Mas o número reduzido dessas mulheres em posições de poder interessa menos do que o percurso de milhões de mulheres anônimas. Kehl considera que o início deste deslocamento empreendido pelas mulheres em direção ao território ocupado pelo homem foi registrado por Virgínia Woolf em seu diário: ela escreveu que na Inglaterra da década de 20 a humanidade estava se transformando, ou pelo menos 50% dela, ou seja, as mulheres. Ocorre que os 50% de mulheres não se moveram de seus lugares tradicionais sem abalar a suposta identidade da outra metade. Até meados do século XIX, a divisão era clara: os homens ocupavam a vida pública e as mulheres tratavam da vida privada: “Privada de quê? De visibilidade, diria Hanna Arendt. De visibilidade pública”.

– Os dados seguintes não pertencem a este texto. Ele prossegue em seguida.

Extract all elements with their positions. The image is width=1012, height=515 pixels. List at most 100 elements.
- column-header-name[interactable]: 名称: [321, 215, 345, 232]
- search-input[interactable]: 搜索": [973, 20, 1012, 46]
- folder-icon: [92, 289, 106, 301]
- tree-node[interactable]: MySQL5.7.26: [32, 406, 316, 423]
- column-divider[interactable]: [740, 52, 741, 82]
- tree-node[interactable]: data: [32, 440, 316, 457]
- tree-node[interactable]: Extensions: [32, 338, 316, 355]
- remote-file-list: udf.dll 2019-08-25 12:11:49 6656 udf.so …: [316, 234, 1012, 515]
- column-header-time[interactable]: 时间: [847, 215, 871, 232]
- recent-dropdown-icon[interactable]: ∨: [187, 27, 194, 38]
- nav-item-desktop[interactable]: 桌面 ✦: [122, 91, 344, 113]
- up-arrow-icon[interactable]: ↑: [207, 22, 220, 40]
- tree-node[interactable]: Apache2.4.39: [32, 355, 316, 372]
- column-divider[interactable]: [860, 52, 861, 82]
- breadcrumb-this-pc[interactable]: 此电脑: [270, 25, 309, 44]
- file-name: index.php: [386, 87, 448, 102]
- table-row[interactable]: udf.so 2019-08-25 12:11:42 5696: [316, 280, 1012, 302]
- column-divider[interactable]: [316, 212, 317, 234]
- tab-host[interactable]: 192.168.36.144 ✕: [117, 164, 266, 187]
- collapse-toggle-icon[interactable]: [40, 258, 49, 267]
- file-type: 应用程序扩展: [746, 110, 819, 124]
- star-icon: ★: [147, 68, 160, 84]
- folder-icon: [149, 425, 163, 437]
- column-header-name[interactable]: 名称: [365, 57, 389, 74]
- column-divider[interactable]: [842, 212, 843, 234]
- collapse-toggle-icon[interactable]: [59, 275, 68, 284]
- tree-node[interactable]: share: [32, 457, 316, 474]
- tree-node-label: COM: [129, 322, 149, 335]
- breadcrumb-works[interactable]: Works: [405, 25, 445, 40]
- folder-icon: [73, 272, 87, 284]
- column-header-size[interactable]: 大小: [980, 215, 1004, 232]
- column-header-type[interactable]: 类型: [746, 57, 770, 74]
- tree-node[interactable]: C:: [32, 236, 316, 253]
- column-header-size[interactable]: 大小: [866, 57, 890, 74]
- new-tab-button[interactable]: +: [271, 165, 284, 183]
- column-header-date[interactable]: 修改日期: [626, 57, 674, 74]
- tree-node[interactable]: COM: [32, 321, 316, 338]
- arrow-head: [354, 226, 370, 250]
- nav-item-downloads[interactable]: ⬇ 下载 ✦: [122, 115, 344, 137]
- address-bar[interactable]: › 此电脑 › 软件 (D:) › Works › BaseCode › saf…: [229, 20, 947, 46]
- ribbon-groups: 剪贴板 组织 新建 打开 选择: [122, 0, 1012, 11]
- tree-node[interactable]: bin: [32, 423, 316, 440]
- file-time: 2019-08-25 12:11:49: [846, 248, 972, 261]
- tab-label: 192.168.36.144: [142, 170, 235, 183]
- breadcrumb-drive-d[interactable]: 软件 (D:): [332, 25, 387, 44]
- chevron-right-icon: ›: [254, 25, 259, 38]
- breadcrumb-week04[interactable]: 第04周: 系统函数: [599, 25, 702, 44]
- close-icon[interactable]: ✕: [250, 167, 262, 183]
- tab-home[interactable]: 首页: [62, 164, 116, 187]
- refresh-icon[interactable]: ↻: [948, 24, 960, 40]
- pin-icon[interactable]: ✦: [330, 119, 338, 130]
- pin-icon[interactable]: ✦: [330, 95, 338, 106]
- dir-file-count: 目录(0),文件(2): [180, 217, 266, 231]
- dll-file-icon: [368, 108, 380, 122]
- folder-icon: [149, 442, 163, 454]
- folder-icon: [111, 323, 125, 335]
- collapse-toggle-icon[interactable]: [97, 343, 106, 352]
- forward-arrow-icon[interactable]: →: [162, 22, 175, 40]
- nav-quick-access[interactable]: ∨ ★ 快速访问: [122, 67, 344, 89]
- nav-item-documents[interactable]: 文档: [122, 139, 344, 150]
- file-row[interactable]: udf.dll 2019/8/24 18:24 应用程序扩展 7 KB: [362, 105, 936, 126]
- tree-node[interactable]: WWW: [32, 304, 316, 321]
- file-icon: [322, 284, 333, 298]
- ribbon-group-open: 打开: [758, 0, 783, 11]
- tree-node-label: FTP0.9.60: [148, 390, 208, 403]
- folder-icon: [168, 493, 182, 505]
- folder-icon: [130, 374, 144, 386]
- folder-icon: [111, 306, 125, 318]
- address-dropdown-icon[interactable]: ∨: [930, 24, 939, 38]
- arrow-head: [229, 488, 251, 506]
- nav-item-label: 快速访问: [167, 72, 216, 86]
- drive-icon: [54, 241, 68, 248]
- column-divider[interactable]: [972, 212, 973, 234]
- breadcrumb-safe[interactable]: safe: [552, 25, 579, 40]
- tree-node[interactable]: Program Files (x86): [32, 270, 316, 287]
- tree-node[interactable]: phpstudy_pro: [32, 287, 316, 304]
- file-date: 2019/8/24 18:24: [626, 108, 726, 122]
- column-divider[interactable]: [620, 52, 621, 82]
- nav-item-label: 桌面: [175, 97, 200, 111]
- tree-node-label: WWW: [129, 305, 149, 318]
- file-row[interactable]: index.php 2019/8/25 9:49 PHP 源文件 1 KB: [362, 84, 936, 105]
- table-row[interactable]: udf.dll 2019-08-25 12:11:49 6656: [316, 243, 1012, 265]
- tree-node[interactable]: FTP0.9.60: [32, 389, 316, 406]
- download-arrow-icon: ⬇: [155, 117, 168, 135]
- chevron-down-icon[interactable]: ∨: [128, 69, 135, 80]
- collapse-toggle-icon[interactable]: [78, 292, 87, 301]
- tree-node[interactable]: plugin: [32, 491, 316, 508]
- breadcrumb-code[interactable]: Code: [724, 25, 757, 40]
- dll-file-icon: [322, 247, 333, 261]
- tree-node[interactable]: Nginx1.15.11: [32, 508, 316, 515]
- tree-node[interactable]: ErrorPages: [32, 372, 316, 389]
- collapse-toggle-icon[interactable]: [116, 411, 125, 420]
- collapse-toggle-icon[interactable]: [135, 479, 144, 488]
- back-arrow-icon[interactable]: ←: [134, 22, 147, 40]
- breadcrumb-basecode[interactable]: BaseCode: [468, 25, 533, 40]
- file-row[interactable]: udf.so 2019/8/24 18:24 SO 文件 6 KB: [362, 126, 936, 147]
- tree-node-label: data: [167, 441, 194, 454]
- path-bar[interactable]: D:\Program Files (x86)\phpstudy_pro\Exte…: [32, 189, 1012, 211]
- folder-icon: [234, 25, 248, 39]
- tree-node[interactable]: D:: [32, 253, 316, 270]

Se visibilidade nunca faltou ao corpo feminino, a verdade é que até o século XX as mulheres estiveram privadas não da imagem pública mas da palavra. A palavra feminina, reservada ao espaço doméstico, não produzia diferença na vida social. O filósofo Bento Prado sugeriu que a inexistência de um significante que represente, no inconsciente, o conjunto de mulheres, deve-se ao fato de as mulheres, durante séculos, não terem inscrito sua experiência no campo da cultura. Foram objetos do discurso do homem, não sujeitos de um discurso próprio.”
Repasso essas considerações de Maria Rita, com as quais concordo inteiramente, chegando à mesma conclusão que Bento Prado em ensaio escrito (ainda inédito) sobre o discurso feminino na literatura pós 80, cujas idéias principais exponho adiante:
A escritora transgride a separação tácita existente entre esfera pública e privada, transformando-se ela própria, a mulher que publica, em “mulher pública”, quer dizer, a prostituta, que é a mulher pública por excelência – historicamente qualquer mulher que ousasse agir em público, arriscava-se a ser identificada como tal.
Criticamente, havia um acordo tácito de que certas palavras, certos temas estariam interditos às mulheres, devendo as questões do corpo e da sexualidade ser tratadas de uma forma esfriada ou cerebral, independente da qualidade do trabalho. Ou seja, está tudo bem, contanto que você escreva “de fora”, como homem. Ficcionistas e poetas que rompessem este acordo colocavam-se como transgressoras, apropriando-se de um discurso visto como prerrogativa masculina.
Quanto a mim, o fazer literário é algo construído no cotidiano, constituindo-se o viver e o escrever uma só e a mesma coisa, não mais a vivência metafísica consumada apenas no plano subjetivo clariceano, e muito além duma subliteratura Carraro/Cassandra. Minha personagem age, toma a iniciativa, ela usa, não é usada pelo outro, desse modo opera a subversão do sistema de gêneros dominante e assim coloca a mulher como sujeito da ação, e não como objeto do outro, cancelando o papel de mulher-objeto.
E este cancelamento é uma conquista levada a efeito no interior da batalha discursiva. Em função duma elaboração da linguagem como fenômeno estético, duma consciência plena da língua e da linguagem como instrumento de trabalho, minha personagem não é falada pela língua, não vincula o discurso do outro, ao contrário, desloca o discurso da tradição, do poder constituído, para colocar o seu próprio, conquistando o direito à própria voz, à própria fala.
E quem detém a palavra, detém o poder.
Assim, Condolezza Rice é extremamente poderosa, porque a serviço do poder norte-americano, mas uma vez que faz o discurso do poder, é falada pela língua do dominador, não é autora do próprio discurso e, neste caso, permanece rigorosamente muda. Naturalmente isso também serve para o homem. Mas é uma outra história que fica para uma outra vez.